The Future of Deforestation in Africa
Rescuing Africa’s forests is crucial in order to maintain the country’s economic productivity and save it from the devastating consequences of global warming. According to the Food and Agriculture Organization of the United Nations (FAO), Africa contains more restorable lands than any other part of the world, with 393 million hectares of restoration opportunities for the Great Green Wall of Africa alone. The 520-million-hectares ‘Wall’ is composed of the three dryland regions North Africa, Sahel and Southern Africa, encompasses 25 countries and accounts for 17% of the African continent. The Great Green Wall Initiative, an ambitious plan was launched in 2007 to plant millions of trees across an 8,000km-long corridor in the Sahel to rescue the extremely vulnerable region from the devastating consequences of climate change. Planting trees, experts believe, could moderate temperatures, wind patterns and soil erosion as well as increasing humidity for agriculture. While the initiative had almost reached a standstill, a massive economic boost in 2021 brought new hope for the project’s completion.
Figure 3: The Great Green Wall in Africa
However, the Great Green Wall is just one way to deal with some of the consequences brought about by phenomena such as deforestation. The best way to avoid them is to stop the destruction of forests in the first place. In the example of Africa, solutions include the regulation of the logging industry, the development of forest protection schemes and a variety of policies addressing human activities that promote this practice. Furthermore, attempts to deal with deforestation in the continent cannot ignore the problem of population growth. Thus, family planning policies will need to be undertaken as well.

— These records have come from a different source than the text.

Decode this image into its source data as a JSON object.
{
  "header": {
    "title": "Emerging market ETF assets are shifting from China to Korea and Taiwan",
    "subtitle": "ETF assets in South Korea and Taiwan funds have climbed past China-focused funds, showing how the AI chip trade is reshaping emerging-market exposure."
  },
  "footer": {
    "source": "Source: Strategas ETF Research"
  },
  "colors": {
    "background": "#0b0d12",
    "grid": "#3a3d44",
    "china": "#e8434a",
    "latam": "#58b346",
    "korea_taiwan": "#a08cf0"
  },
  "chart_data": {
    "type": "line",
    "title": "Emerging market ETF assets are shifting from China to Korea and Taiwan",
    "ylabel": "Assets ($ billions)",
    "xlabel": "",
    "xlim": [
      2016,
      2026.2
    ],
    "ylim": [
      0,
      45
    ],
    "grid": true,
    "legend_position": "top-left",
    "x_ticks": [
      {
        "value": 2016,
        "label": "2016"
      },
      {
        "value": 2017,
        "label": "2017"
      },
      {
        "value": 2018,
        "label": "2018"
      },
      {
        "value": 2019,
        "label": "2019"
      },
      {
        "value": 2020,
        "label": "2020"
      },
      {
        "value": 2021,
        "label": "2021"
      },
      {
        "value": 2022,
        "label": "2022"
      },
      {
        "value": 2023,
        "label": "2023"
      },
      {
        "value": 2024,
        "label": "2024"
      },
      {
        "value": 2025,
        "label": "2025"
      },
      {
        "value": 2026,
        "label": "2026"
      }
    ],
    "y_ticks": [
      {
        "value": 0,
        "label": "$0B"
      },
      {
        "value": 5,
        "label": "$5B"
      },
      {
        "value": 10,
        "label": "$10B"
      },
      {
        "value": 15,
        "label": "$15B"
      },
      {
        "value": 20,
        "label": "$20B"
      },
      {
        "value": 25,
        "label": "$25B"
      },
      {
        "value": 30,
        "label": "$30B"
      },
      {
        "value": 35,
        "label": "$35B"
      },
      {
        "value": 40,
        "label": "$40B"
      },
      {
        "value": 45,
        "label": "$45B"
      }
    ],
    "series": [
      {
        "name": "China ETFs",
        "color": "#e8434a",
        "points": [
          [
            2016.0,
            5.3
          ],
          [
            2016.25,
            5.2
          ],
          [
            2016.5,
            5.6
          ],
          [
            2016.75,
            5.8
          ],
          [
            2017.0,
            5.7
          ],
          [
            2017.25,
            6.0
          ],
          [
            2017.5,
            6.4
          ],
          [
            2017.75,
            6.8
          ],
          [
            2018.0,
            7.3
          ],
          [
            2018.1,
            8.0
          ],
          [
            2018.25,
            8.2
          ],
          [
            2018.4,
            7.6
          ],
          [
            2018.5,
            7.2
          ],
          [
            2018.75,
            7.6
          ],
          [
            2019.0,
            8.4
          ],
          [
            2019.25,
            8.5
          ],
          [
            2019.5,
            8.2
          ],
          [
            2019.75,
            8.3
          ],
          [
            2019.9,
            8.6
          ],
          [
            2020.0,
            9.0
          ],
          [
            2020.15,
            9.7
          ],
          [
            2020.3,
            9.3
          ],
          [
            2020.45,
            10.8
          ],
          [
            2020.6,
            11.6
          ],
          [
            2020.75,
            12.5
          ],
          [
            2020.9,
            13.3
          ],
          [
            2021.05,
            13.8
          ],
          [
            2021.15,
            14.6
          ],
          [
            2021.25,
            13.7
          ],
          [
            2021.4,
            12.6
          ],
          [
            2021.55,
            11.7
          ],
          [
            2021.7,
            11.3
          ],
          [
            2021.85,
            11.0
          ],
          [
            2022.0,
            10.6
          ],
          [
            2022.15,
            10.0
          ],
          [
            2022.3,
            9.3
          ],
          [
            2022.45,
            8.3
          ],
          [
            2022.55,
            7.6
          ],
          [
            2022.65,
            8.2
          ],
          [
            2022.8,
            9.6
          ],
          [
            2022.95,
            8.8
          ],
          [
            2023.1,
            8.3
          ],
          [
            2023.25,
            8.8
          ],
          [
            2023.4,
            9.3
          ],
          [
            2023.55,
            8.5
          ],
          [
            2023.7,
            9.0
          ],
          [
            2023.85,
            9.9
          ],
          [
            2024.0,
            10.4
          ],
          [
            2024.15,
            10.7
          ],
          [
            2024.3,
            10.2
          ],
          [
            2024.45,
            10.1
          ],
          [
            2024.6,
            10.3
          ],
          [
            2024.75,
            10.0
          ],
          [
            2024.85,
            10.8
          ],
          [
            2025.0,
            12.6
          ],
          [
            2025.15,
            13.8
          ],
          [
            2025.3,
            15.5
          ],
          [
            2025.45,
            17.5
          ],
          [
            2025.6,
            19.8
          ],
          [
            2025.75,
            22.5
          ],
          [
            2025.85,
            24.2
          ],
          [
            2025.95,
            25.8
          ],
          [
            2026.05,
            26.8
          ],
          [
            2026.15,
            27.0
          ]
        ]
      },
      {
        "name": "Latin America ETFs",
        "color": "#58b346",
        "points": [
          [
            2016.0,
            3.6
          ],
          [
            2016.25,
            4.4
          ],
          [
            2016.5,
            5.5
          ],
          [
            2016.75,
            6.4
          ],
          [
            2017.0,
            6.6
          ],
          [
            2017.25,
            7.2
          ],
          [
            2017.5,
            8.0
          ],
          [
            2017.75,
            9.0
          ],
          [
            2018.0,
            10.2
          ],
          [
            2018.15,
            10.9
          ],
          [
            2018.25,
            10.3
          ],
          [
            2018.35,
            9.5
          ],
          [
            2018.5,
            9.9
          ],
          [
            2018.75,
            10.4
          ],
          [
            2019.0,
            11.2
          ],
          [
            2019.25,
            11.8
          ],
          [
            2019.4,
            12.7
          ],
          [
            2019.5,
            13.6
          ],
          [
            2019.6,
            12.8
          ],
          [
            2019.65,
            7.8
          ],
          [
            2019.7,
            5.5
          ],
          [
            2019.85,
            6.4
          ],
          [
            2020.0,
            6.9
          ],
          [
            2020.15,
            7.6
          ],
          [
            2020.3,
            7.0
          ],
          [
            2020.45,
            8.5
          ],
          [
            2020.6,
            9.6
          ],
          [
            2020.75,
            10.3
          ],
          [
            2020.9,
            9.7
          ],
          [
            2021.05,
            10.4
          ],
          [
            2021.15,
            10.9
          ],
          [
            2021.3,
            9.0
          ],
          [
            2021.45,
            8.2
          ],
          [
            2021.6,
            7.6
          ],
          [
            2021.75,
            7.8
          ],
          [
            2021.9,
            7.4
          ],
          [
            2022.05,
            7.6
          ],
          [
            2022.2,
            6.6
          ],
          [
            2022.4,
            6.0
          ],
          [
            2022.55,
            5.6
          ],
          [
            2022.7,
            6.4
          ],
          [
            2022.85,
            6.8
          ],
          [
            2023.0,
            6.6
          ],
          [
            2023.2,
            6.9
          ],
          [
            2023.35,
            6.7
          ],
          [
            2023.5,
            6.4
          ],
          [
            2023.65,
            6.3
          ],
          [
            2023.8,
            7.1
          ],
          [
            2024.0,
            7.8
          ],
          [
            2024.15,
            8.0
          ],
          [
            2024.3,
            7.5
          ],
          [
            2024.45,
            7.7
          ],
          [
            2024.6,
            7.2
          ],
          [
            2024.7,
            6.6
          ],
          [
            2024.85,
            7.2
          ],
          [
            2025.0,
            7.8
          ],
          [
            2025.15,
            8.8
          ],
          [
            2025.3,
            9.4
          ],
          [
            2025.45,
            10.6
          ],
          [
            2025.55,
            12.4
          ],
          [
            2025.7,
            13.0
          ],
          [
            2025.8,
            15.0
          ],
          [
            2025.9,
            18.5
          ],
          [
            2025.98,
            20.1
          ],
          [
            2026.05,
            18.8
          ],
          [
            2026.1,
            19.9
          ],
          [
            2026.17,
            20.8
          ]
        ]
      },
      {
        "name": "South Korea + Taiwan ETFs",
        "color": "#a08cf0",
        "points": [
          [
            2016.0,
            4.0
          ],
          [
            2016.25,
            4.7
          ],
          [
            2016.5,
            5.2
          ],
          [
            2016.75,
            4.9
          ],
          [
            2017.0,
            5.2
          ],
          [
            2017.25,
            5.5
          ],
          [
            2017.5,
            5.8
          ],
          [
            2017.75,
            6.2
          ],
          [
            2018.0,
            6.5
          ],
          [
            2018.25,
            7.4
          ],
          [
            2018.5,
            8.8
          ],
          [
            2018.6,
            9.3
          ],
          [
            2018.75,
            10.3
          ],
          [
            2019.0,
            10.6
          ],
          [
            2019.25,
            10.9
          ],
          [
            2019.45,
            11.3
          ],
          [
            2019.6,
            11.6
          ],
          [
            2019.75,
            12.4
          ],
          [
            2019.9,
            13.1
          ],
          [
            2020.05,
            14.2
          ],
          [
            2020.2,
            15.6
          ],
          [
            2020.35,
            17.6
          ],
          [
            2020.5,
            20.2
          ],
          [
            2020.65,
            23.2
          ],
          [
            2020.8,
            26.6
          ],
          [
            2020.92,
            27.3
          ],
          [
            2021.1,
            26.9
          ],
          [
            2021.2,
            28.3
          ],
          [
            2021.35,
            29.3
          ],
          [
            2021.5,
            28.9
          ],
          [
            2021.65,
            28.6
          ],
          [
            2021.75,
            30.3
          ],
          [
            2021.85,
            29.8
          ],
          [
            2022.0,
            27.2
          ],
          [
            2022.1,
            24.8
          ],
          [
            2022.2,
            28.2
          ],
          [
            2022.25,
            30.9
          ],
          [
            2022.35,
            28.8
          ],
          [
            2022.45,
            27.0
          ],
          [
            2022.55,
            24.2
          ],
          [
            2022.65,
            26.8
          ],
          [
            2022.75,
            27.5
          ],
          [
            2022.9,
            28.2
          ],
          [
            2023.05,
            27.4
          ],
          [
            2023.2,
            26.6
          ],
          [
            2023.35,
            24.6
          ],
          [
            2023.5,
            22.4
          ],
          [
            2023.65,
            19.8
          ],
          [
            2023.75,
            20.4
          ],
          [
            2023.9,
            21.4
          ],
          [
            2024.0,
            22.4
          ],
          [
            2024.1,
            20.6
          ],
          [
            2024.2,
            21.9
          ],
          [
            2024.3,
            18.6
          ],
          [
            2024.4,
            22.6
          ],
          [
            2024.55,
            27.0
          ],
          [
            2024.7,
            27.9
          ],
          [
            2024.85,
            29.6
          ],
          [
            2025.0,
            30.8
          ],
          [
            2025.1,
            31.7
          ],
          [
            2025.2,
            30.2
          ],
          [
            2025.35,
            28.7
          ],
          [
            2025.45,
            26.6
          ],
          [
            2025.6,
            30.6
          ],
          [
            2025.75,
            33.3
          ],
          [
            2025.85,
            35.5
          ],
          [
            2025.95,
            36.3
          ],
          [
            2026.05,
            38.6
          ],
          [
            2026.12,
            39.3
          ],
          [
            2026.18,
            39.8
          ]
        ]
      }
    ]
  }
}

Certainly, governmental corruption will make things more difficult, as previous attempts to undermine the dangers of deforestation, such as the DRC-government decision to lift the 20-year-old logging moratorium safeguarding the Congo Basin, showed. However, there are some signs that the situation is changing. A huge step forward came at the COP26 in 2021, as the DRC President Félix Tshisekedi and UK Prime Minister Boris Johnson endorsed an ambitious 10-year agreement on behalf of the Central African Forest Initiative (CAFI) to protect the Congo Basin rainforest. The world’s largest forest carbon sink loses nearly half a million hectares of forest every year and at the current rate, experts fear that soon there will not be any primary forest left. Through multi-donor investments of USD$500 million, all sectors of the DRC’s economy will commit to cap forest loss, promote the regeneration of 8 million hectares of degraded forests and assign the protected status to almost 30% of national areas. While this is a good first step, much more effort is needed to stop deforestation and save Africa from climate change.